Their natural ork stubbornness, lack of fear, genetic faith in the Emperor, and newly ingrained regenerative healing factor made them too good an asset to pass up, and thanks to Tripe, the project's products had been assembled into the Marauders under the leadership of an earlier prototype of their unique genus.

That prototype was named Gort Malog Gragnatz da Humie Luva.

()

It was Gort that greeted Tripe on Sylvann IX, his grubby hands and arms of coil-strength muscles catching the Inquisitor in a ferocious bear hug.

"Boss!" Gort rumbled with happiness. He picked Tripe up, the strength of his embrace putting enough stress on Tripe's armor to make it creak as he was swung around by the gleeful ork. "Gooda see ya, Boss! Gooda see ya, gooda see ya, gooda see ya!"

"Likewise, Gort," Tripe grunted. "Please set me down."

"Sure fing, Boss."

Gort dropped Tripe, and the Inquisitor caught himself on Phellan, using the Colonel's shoulders as handholds. Phellan didn't look happy about it, but then again, he wasn't happy about any of this.

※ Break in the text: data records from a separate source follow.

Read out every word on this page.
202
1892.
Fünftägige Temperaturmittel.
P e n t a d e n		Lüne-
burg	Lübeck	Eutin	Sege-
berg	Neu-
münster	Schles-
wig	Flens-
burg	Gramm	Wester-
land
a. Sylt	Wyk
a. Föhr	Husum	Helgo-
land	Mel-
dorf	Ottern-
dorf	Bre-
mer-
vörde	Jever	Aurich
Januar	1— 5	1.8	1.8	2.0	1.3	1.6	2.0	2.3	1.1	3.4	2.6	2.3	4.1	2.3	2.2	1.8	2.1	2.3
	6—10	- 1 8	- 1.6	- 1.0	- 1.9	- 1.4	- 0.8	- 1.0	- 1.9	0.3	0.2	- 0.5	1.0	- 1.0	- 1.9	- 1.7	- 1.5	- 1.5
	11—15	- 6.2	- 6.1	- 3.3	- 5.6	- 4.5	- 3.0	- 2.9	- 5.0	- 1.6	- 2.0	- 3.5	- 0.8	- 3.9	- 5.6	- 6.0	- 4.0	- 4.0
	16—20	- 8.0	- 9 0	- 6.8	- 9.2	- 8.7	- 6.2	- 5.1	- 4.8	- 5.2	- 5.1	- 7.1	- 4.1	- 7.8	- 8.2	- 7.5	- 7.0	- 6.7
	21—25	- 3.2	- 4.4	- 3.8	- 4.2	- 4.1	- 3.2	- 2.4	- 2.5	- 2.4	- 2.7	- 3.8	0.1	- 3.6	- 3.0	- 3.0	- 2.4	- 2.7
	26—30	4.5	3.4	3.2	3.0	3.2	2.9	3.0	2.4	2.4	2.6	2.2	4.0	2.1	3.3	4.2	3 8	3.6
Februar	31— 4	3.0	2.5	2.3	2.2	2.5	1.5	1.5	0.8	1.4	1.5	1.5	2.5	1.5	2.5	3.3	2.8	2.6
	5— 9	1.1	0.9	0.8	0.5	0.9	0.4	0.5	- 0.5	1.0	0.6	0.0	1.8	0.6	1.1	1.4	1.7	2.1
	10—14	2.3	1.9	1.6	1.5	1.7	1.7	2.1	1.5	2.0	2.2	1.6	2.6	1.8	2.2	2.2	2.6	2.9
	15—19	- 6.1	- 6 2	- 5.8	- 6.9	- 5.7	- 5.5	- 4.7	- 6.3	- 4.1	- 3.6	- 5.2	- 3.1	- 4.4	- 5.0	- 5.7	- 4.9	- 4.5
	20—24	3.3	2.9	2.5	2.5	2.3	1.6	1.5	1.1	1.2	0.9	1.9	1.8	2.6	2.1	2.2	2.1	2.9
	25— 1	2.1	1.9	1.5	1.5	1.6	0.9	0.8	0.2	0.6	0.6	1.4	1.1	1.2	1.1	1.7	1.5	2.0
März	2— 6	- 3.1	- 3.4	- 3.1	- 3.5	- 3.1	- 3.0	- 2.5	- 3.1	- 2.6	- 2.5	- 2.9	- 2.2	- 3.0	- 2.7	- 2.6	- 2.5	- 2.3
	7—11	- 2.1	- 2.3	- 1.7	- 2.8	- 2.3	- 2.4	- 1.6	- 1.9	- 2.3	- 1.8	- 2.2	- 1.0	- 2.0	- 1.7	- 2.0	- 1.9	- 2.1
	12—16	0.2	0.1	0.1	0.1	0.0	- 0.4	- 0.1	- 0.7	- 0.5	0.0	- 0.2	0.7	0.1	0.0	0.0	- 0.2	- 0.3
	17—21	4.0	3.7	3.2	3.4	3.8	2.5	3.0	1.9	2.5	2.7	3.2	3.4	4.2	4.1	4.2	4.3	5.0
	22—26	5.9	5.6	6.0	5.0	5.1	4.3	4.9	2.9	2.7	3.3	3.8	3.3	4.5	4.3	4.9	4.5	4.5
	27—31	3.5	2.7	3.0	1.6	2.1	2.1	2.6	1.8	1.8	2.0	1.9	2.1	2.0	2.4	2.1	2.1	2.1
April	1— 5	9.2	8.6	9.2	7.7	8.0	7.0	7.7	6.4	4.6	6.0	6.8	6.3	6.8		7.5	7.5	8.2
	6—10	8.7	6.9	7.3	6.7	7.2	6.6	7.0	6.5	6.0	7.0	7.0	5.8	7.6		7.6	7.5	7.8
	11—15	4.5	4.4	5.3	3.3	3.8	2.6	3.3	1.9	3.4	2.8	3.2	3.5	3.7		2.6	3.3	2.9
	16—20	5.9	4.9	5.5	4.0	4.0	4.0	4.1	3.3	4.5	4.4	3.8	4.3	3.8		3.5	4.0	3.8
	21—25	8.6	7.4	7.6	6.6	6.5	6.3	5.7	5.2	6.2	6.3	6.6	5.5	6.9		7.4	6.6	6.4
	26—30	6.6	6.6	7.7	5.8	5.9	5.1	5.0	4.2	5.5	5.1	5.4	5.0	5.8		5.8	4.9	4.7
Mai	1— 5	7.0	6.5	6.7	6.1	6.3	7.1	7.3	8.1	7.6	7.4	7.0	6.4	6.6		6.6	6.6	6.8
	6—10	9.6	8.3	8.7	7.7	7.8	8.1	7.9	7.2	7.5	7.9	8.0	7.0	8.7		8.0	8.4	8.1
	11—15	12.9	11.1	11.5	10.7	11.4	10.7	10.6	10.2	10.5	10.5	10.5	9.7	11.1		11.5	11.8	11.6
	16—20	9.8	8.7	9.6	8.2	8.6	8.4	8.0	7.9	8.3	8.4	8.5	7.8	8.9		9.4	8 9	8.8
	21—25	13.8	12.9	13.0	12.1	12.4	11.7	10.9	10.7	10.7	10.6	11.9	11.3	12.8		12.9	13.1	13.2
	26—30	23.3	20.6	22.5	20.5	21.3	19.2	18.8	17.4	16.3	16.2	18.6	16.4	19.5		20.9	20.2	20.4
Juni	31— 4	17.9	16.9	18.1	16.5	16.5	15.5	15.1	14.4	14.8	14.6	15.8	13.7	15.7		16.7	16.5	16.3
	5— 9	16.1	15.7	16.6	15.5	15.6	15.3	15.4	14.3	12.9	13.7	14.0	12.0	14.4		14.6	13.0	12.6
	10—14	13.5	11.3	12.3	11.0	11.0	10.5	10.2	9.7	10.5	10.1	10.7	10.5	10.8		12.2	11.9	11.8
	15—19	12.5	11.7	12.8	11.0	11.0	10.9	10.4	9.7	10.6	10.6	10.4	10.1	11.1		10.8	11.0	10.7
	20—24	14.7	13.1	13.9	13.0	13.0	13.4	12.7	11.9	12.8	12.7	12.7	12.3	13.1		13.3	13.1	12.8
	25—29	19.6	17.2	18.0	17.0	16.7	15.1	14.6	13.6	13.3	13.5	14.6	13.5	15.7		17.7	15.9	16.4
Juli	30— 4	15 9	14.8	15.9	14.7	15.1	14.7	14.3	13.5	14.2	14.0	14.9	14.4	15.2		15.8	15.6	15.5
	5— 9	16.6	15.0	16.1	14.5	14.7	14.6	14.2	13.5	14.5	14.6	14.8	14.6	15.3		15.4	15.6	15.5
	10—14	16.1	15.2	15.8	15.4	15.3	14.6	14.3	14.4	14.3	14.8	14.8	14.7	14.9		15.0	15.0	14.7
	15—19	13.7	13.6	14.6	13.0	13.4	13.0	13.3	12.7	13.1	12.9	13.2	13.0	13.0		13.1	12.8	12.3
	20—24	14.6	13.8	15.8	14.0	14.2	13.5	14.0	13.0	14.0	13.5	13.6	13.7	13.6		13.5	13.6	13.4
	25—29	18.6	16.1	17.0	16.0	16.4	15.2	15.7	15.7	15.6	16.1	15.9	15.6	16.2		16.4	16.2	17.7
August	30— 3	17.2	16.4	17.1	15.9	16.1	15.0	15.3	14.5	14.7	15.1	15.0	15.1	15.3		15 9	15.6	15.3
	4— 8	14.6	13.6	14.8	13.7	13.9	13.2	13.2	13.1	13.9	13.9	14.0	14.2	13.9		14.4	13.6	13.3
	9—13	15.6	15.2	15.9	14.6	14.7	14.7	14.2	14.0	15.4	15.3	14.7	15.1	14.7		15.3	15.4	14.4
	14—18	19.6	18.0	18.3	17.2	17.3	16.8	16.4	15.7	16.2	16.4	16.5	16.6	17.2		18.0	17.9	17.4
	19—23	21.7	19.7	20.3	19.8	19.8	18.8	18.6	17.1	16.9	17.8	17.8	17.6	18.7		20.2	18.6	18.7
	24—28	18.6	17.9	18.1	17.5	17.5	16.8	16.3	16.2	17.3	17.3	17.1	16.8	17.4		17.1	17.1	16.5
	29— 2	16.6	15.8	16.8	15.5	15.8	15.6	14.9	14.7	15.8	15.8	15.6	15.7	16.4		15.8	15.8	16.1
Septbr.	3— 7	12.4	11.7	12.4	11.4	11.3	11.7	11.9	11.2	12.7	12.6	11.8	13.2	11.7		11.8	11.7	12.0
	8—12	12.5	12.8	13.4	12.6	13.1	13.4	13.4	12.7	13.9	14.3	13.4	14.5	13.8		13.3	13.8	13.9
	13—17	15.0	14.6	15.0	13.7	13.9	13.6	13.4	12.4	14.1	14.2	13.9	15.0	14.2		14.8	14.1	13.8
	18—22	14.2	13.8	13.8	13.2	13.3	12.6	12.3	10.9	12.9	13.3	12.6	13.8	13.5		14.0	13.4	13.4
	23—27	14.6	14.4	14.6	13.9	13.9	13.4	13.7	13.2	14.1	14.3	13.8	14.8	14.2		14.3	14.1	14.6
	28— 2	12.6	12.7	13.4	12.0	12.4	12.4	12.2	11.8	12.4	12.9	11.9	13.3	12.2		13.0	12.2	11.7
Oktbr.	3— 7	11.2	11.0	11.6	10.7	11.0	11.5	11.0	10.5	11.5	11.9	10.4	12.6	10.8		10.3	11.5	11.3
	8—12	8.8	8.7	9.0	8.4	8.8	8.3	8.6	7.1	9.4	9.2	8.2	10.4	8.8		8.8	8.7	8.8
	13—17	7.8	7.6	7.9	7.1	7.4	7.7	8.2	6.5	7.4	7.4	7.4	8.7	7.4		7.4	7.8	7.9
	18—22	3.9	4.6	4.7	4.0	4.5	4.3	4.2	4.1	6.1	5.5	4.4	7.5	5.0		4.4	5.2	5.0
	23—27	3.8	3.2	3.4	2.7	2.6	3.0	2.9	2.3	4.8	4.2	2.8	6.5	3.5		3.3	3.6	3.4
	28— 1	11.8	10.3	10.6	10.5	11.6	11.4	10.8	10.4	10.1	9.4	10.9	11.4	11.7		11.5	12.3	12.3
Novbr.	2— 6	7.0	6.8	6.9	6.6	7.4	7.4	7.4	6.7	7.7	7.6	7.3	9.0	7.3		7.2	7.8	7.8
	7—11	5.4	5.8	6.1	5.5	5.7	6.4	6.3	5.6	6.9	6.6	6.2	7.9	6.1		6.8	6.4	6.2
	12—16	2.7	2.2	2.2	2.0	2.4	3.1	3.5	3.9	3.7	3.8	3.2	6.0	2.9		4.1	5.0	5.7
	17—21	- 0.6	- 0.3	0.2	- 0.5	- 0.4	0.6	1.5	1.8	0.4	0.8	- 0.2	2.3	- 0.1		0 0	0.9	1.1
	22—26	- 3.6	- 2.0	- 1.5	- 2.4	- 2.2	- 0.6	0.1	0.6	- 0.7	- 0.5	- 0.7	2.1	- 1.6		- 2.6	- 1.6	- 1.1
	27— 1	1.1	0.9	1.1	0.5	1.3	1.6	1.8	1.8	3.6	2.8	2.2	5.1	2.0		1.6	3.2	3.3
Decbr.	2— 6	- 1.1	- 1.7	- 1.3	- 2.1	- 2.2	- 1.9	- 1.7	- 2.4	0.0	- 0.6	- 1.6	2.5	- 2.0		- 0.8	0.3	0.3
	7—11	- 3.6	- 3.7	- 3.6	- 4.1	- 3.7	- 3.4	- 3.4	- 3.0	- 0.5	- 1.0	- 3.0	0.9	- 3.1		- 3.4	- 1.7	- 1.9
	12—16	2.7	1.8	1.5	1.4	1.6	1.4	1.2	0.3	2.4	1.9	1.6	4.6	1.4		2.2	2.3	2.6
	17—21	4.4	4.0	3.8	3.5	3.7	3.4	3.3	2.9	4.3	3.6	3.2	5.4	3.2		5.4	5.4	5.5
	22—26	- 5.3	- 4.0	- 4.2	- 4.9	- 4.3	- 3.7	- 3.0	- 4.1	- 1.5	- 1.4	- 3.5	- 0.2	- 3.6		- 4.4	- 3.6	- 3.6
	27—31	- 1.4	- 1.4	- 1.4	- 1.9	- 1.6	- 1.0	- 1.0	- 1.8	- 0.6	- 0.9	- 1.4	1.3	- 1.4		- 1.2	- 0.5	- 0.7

Tripe ignored him and looked up at Gort. "Allysn's injections must be taking hold," he said. "You've grown at least another two feet."

"Yeaher." Gort shrugged arms as large as tank cannons, and his huge helmet wobbled on his head.

At nine feet, seven inches, Gort was a titan made of green flesh and super-hardened bone. He wore nothing save greaves and boots of tough metal, and the Aquilla was burned into the flesh of his chest—seared on by plasma to counteract his healing ability.

"How's me mum?" Gort asked.

Tripe realized too late that he had used Allysn's name, and had to change topics quickly. He wasn't about to let this degenerate into one of Gort's mother's boy tangents. There was work to be done.

"She says hello. How have things gone here on Sylvann?"

"Can ya tell'er I says 'ey back?"

"Yes, Gort, I can." Tripe snapped his fingers in front of the massive ork's nose. "Now focus. I need a situation report. Now."

And so Gort picked his nose and gave his report while chewing what he slurped off his finger.